Not, it seems, by taking aim at the current administration. Despite debuting Alex Moffat as the newest in a long string of Joe Biden impersonators in December 2020, he's spent 2021 primarily portraying other characters. (The politics of "SNL" are no secret, but this omission is pretty glaring.)
Instead, "SNL" has used the cold open - often a good indicator of the show's priorities - to get creative again, each week mining new subjects for comedy, from Rep. Marjorie Taylor-Greene, R.-Ga., to Britney Spears to the Super Bowl.
(Well, mostly new subjects. Sen. Ted Cruz, R-Texas, keeps coming up. Over and over and over.)

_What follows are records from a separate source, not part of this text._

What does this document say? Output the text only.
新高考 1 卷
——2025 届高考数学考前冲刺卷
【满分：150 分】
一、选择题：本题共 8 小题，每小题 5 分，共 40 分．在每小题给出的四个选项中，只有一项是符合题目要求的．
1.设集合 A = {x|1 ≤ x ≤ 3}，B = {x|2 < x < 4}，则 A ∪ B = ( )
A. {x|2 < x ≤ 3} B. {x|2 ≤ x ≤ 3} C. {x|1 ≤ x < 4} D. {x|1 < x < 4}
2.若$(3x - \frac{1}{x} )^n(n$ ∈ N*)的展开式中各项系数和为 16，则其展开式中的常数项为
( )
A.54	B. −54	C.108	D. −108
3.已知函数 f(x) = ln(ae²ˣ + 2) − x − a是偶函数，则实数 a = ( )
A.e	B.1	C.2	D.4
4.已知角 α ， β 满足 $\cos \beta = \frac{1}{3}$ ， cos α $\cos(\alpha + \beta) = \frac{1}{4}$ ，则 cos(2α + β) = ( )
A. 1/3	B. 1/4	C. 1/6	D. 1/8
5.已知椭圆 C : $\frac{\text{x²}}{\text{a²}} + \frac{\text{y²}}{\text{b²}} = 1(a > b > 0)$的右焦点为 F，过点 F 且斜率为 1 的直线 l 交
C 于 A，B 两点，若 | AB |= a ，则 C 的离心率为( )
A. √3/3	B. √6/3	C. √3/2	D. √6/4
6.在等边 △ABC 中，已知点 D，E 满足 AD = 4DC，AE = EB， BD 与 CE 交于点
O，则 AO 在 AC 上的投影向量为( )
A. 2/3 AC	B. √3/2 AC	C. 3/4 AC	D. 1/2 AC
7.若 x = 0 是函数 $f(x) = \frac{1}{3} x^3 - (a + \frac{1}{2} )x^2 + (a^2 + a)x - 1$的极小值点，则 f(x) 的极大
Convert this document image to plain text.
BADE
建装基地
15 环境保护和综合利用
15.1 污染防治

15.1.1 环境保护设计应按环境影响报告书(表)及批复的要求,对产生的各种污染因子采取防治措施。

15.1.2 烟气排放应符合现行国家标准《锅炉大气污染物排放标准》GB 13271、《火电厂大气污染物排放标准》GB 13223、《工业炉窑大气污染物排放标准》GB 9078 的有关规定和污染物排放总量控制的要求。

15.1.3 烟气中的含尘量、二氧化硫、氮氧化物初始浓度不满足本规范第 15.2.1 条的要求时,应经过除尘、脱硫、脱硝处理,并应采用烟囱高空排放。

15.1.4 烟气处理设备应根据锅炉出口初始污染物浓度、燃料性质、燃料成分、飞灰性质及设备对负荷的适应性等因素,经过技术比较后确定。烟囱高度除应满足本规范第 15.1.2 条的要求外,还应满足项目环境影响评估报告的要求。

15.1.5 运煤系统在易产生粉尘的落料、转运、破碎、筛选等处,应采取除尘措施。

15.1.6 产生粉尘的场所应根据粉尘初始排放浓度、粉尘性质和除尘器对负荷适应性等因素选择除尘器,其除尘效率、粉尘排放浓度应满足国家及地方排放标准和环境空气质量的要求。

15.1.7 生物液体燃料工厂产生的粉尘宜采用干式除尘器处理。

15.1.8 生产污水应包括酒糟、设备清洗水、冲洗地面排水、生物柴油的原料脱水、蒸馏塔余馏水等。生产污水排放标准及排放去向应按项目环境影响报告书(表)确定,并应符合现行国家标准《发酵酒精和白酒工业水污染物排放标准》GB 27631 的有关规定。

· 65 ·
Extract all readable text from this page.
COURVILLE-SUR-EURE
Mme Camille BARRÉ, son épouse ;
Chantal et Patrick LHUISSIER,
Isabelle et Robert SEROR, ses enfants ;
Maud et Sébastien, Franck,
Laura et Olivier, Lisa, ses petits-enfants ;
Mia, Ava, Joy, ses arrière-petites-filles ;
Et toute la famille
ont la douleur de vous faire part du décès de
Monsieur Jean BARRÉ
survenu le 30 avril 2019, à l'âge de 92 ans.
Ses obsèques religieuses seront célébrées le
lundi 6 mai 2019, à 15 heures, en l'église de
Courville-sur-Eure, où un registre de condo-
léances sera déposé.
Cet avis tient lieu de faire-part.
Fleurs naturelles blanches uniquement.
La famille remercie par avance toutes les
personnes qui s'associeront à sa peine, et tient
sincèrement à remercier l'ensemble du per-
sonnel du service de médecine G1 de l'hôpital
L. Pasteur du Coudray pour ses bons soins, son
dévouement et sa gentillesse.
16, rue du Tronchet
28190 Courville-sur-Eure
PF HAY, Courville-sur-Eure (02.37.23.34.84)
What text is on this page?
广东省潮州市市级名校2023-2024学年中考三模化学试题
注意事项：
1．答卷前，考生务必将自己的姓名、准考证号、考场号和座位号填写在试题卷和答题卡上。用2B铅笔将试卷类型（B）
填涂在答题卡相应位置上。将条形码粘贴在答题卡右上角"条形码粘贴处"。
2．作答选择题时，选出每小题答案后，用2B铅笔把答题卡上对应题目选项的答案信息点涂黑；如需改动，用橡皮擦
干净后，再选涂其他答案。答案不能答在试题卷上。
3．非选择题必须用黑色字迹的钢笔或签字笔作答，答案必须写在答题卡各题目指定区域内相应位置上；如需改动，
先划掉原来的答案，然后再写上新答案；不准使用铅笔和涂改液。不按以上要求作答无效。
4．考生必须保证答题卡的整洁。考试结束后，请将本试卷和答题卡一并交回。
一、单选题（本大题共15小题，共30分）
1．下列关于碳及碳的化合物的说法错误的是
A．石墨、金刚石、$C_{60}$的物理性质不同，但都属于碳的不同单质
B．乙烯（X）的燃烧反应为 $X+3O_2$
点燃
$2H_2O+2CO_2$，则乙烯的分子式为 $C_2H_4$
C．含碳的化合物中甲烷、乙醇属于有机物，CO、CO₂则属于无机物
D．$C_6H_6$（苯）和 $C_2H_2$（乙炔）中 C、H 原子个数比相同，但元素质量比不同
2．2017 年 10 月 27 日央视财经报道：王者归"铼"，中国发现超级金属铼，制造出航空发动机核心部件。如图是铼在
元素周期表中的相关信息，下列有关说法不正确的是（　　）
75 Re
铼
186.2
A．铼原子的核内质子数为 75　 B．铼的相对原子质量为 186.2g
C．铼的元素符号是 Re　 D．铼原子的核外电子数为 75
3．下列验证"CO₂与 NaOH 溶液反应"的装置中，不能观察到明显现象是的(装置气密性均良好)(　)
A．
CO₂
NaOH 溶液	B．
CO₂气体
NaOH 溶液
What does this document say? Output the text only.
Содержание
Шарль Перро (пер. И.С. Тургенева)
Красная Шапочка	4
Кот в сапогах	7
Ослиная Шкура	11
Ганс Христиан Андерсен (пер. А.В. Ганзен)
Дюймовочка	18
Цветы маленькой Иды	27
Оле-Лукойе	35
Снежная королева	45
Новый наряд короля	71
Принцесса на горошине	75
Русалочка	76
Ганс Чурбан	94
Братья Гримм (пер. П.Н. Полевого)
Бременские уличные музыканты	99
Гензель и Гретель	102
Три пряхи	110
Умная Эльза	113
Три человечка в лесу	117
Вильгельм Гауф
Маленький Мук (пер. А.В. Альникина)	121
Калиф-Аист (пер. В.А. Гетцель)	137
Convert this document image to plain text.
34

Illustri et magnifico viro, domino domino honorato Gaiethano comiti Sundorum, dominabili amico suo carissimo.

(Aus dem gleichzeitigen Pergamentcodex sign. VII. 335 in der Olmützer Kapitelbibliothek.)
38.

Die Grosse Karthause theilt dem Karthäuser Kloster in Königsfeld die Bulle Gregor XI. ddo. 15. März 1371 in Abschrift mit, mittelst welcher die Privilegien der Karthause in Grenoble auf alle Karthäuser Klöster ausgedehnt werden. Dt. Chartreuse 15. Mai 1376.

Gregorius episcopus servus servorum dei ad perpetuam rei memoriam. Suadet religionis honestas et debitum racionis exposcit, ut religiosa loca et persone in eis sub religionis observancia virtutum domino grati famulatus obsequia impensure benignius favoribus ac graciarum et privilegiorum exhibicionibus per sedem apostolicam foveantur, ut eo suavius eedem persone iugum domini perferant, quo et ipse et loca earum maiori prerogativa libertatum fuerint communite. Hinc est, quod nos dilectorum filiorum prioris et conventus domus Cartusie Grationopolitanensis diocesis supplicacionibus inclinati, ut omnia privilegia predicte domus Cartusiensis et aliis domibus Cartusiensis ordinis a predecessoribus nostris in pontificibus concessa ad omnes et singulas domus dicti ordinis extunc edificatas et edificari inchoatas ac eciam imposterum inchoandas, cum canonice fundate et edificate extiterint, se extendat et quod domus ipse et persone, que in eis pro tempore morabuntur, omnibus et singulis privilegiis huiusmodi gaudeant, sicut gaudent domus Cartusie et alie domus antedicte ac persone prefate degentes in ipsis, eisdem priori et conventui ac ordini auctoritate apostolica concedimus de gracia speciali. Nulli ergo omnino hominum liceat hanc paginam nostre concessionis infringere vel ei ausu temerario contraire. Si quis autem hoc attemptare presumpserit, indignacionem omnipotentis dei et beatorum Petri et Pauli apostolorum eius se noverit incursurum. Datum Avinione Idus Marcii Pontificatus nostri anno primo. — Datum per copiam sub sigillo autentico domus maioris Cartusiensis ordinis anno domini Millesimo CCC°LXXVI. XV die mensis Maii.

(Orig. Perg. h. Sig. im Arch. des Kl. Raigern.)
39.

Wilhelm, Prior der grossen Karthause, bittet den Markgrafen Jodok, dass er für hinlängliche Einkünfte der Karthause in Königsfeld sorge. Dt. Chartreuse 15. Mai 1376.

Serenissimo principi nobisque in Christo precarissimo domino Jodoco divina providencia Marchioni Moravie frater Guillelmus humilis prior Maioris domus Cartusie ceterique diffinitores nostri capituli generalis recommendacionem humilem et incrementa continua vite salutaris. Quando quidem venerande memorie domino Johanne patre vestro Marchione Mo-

On Saturday, the cold open assumed one of the "SNL's" more reliable formats: the fake talk show. In this instance, Dr. Anthony Fauci (Kate McKinnon) hosts a show titled "So You Think You Can Get the Vaccine," in which contestants present arguments for why they should get the coronavirus vaccine. A trio of Democratic governors - California's Gavin Newsom (Moffat), New York's Andrew Cuomo (Pete Davidson) and Michigan's Gretchen Whitmer (Cecily Strong) - serve as the judges.
"Getting the vaccine shouldn't be a competition, but Americans will only want to get it if someone else can't," says McKinnon's Fauci, who refers to himself as "America's voice of reason and celebrity hall pass, for some reason."
Of course, not everyone can win a vaccine. Those who don't, "SNL's" Fauci says, will go home with a Pfizer Visor, "a visor with the world Pfizer on it."
The architecture of the sketch allows for a series of brief appearances from wacky characters.
There's the Michigan-based Only Fans IT worker Jane F. (Heidi Gardner), who has "a really bad attitude," is "allergic to dust," has herpes and is immediately mortified that she announced all this on television after learning those don't count as pre-existing conditions. The pretend granny (Ego Nwodim) who wants the vaccine so she can spend some quality time with the recently single man she's been talking up for a decade. The pregnant woman (Melissa Villaseñor) who wants the vaccine, only to be told by the governors that they don't know if it's safe for her. And the fake smoker (Bowen Yang) who acts like he loves cigarettes because New Jersey gives early priority to smokers.
Oh, yeah, and Ted Cruz (Aidy Bryant), yet again, making jokes about his arms being tired after flying in from Cancún. "Can you really blame a brother for wanting to get some sun?" Bryant's Cruz asks, before screaming "FREEEEEEDOM!" and dropping the mic.
The winner of "So You Think You Can Get the Vaccine" is Seymour Foreman (Mikey Day), an 85-year-old retired Army doctor who is "now just the world's proudest granddad." He's not likely to actually receive the vaccine, though, as he only uses his computer for Spider Solitaire and doesn't know how to book an appointment.
Anyway, as luck would have it, "SNL's" Fauci announces, a nearby CVS has lost power and its store of vaccines are going bad - so it's first come, first served.
Aside from the tired Cruz bit, Saturday's cold open was arguably the strongest of 2021. If nothing else, it offered an inventive skewering of a real issue Americans are currently facing - particularly the joke about Day's Foreman not knowing how to book an appointment and needing to ask someone in the younger generation for help. (He wonders if the mailman might help, before Davidson's Cuomo asks if the man has "three straight days to help you click 'refresh.'" If he doesn't, Cuomo says, and "you do feel sick, make sure your leave the nursing home and get to the hospital. Wink.")
After four years fixating on the Trump administration, which pleased the former president's critics but didn't make for interesting comedy, it's refreshing to see the show's writers getting creative - even if there is a curious lack of Biden jokes.